All over the web, you hear the mantra: "filter input, escape output". But I'm a bit puzzled here. Why is it necessary to escape all output, if all input is properly filtered and validated when recieved?

laserlight

spookztar wrote:
Why is it necessary to escape all output, if all input is properly filtered and validated when recieved?

You might be escaping/filtering input to prevent SQL injection, but not escape/filter it to prevent against a cross site scripting attack. As such, it would be correct to escape/filter the output to prevent against a cross site scripting attack.

It might appear that this second step is unnecessary: why not just do the escaping/filtering all at once? The problem with that is that it assumes that the output is fixed to a particular format, but this might not be the case (or it might be the case now, but not later).

spookztar

Thanx for your reply.

So, are there any situations where output filtering is not necessary, or is it consequentially just everything outputted to screen?

spookztar

Ok, let me ask another way: is it necessary to filter output that is either static or generated dynamically with information supplied by oneself?
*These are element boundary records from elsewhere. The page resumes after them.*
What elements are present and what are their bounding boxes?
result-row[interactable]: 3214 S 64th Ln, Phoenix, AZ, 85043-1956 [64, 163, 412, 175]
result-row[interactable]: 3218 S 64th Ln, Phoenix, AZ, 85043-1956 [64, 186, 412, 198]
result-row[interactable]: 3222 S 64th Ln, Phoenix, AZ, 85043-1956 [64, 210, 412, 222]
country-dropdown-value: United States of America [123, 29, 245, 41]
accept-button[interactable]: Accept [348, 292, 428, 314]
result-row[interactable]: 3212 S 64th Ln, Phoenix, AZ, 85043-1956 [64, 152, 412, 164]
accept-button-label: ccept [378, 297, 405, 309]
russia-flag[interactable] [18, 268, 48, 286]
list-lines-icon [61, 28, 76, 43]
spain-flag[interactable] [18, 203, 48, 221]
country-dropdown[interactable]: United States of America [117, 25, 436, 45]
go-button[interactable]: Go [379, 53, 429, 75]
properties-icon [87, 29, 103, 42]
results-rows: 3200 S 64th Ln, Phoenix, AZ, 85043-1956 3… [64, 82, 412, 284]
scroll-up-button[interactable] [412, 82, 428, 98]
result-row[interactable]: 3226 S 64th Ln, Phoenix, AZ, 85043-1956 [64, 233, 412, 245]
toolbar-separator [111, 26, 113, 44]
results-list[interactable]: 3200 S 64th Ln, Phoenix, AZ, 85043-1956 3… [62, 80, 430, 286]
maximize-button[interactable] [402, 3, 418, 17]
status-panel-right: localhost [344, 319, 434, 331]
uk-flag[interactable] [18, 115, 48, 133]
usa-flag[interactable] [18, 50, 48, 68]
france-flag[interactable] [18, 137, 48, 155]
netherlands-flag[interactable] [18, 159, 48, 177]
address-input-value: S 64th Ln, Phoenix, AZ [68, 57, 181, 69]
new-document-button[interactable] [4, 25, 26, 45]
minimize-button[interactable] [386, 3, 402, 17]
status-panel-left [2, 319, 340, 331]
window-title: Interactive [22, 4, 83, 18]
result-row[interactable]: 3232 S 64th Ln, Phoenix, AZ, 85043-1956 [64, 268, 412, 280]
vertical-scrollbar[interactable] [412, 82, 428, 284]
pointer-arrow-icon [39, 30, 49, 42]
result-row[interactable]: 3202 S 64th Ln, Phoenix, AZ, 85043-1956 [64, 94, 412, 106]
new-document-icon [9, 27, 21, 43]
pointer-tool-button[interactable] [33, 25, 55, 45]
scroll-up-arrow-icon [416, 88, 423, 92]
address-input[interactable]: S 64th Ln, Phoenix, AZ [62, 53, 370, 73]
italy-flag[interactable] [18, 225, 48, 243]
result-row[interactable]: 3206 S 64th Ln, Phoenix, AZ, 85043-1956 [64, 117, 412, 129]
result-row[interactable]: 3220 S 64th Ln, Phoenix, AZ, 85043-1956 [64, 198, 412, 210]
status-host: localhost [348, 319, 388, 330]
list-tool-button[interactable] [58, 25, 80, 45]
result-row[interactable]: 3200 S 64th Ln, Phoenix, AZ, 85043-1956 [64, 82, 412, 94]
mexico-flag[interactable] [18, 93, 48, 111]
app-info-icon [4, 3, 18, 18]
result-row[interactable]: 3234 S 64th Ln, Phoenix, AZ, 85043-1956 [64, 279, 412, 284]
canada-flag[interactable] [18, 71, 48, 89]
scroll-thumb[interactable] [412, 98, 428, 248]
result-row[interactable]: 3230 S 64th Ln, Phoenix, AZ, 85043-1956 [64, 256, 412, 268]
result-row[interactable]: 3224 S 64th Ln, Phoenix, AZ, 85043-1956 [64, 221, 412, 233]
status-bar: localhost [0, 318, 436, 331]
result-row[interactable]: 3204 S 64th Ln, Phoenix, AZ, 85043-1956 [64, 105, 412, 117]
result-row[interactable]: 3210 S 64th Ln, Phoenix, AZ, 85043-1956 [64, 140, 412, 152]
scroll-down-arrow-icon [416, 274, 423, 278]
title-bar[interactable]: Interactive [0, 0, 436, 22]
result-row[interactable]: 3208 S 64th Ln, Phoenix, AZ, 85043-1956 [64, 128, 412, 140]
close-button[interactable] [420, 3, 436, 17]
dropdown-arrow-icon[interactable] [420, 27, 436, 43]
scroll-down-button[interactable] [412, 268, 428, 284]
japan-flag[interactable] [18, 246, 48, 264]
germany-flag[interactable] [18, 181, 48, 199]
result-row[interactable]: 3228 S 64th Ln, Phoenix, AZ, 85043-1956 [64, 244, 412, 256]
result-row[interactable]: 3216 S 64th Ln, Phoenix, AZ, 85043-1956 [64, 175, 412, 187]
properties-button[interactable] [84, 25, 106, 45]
Or is it simply ALL output delivered to the public space, regardless of it's origin and nature?

laserlight

spookztar wrote:
is it necessary to filter output that is either static or generated dynamically with information supplied by oneself?

Maybe. For example, suppose you were writing say, blog software. A blog post would be generated dynamically with information supplied by the blogger, but perhaps you want to provide the blogger the option of directly using client side code in his/her post instead of some kind of bbcode. In that case, it would not make sense to filter the blog post with respect to client side code since you intentionally want the user to supply arbitrary client side code.